Palmsonntag, Jesus und das Geschenk meines Mannes

Der heutige Palmsonntag ist der letzte Sonntag vor Ostern. Am Palmsonntag wird des Einzugs Jesu Christi in Jerusalem gedacht. 

 

Damals haben ihm die Menschen Palmzweige gestreut. Dies war Ausdruck ob dessen dass sie in ihm den siegreichen König sahen. Palmen wurden vielerorten als heilige Bäume verehrt und galten als Sinnbild des Sieges und der Unabhängigkeit.


Heutzutage wird diesem Ereignis mit dem Brauchtum der Palmweihe und den Palmbuschen gedacht.
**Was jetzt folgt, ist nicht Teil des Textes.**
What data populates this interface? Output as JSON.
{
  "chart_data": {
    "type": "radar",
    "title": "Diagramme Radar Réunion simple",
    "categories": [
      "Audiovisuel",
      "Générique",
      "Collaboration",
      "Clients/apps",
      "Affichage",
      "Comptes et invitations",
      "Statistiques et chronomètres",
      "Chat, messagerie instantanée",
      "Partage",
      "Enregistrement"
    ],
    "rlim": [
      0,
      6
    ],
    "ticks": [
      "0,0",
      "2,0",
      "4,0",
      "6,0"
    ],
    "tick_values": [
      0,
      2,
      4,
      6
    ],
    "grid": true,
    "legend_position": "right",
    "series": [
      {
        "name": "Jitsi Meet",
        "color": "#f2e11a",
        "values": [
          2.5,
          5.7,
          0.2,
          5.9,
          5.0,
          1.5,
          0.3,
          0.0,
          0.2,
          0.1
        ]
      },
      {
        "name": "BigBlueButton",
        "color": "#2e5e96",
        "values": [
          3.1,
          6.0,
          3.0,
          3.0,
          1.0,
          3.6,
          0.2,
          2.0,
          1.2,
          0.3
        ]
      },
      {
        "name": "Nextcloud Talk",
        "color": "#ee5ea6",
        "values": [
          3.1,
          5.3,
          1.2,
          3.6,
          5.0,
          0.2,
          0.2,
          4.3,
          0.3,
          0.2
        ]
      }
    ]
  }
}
Doch es gibt auch die Quelle die besagt und erklärt, dass es sich hierbei um einen heidnischen Osterbrauch handelt: die geweihten Zweige sollten nicht nur das Haus vor Blitz und Feuersgefahr schützen, sondern sie werden auch mit den Schalen der Ostereier und den Kohlen der Osterfeuer in den Ecken der Felder eingesteckt oder vergraben, um diese fruchtbar zu machen.
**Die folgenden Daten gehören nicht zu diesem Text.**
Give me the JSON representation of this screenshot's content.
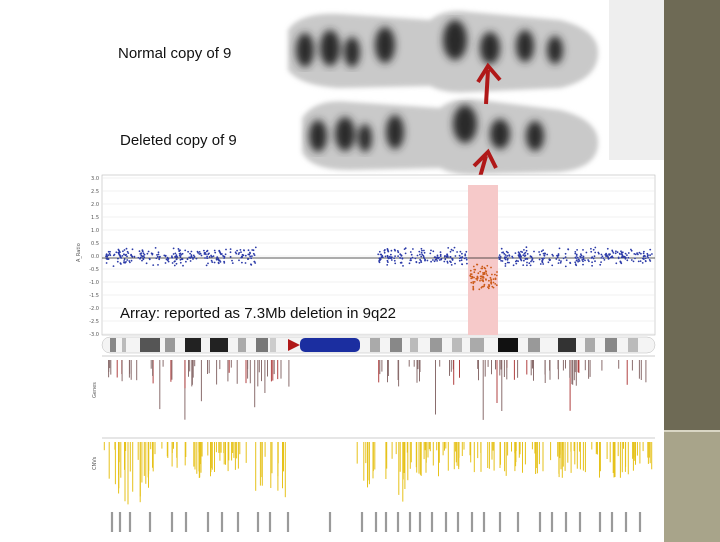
{
  "labels": {
    "normal": "Normal copy of 9",
    "deleted": "Deleted copy of 9",
    "array": "Array: reported as 7.3Mb deletion in 9q22"
  },
  "colors": {
    "probe_normal": "#2b3aa8",
    "probe_deleted": "#cc5a18",
    "deletion_band": "#f6c9c9",
    "arrow": "#b01818",
    "gene_track": "#8a6d6d",
    "cnv_track": "#e6c21a",
    "centromere": "#1b2ea0",
    "sidebar": "#6e6a55"
  },
  "y_axis_ticks": [
    "3.0",
    "2.5",
    "2.0",
    "1.5",
    "1.0",
    "0.5",
    "0.0",
    "-0.5",
    "-1.0",
    "-1.5",
    "-2.0",
    "-2.5",
    "-3.0"
  ]
}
In meiner Familie war es üblich, dass der Palmbuschen einen Platz am Hauseingang bekam. Er war sozusagen ein *Hüter* der nur *die gute Absicht* ins Haus liess. Der Hüter hatte dort lange seinen Platz, bis er unansehnlich wurde, und dann habe ich stets einen "Teil" in die Dekoration des Eingangs "eingebaut" als dass tatsächlich über das Jahr stets der Palmbuschen mit seiner Kraft uns beschützt.

 

In der christlichen Kirche ist diese Wochen nun die heilige Woche. Die gesamte Woche ist geprägt von der Leidensgeschichte Jesu bis hin zu seinem Tod. Mit dem Ansinnen der Kirche, all seine Aufmerksamkeit dem Leid zuzuwenden, fühle ich mich nicht wohl. Es macht mich klein und begrenzt die Fähigkeit meiner Wahrnehmung. Diese Haltung habe ich schon vor Jahren abgelegt und die Freiheit die ich mir damit schenkte eröffnete mir Zugang zu einer neuen Sichtweise in der großen Geschichte.

 

Dieser Tage spüre ich die Erinnerung, dass uns Jesus die bedingungslose Liebe lehrte, dass er es uns vorlebte, diese Liebe zu den Menschen zu bringen, auch wenn der Weg oftmals mühsam ist und ihre Antwort seinem Tun nicht angemessen ist. 

 

Jesus hat gelehrt und mich damit erreicht, was es bedeutet dem Ruf zu folgen, sich seiner Berufung hinzugeben, auch wenn es anstrengend ist und Bequemlichkeit lockt.

 

Die Geschichte erzählt, dass Jesus damit dem Auftrag seines göttlichen Vaters gefolgt ist - und er erinnert mich: es gibt einen Auftrag, direkt vom Göttlichen an mich. Es erfordert die Hingabe und das Vertrauen, bedingungslos. Kein Platz für Plan, Kalkül und Abrechnung. Menschlichem Ego erscheint dies schwerlich plausibel.

 

Deshalb sind es diese Tage, die ich dieser Erinnerung widme und mit dem Bild Jesu mein Ritual zelebriere und meine innere Aufmerksamkeit ganz bewusst lauschen lassen werde:

welches ist der höhere Auftrag, der mir gilt
welches ist der RUF, in dem meine BeRUFung geborgen ist
und wann bin ich versucht, dass mein Ego das Ruder übernehmen will

und mein menschliches Ego, das die große Geschichte, niemals erfassen kann, damit mein wahres Ich möglicherweise kontrolliert, begrenzt und klein hält.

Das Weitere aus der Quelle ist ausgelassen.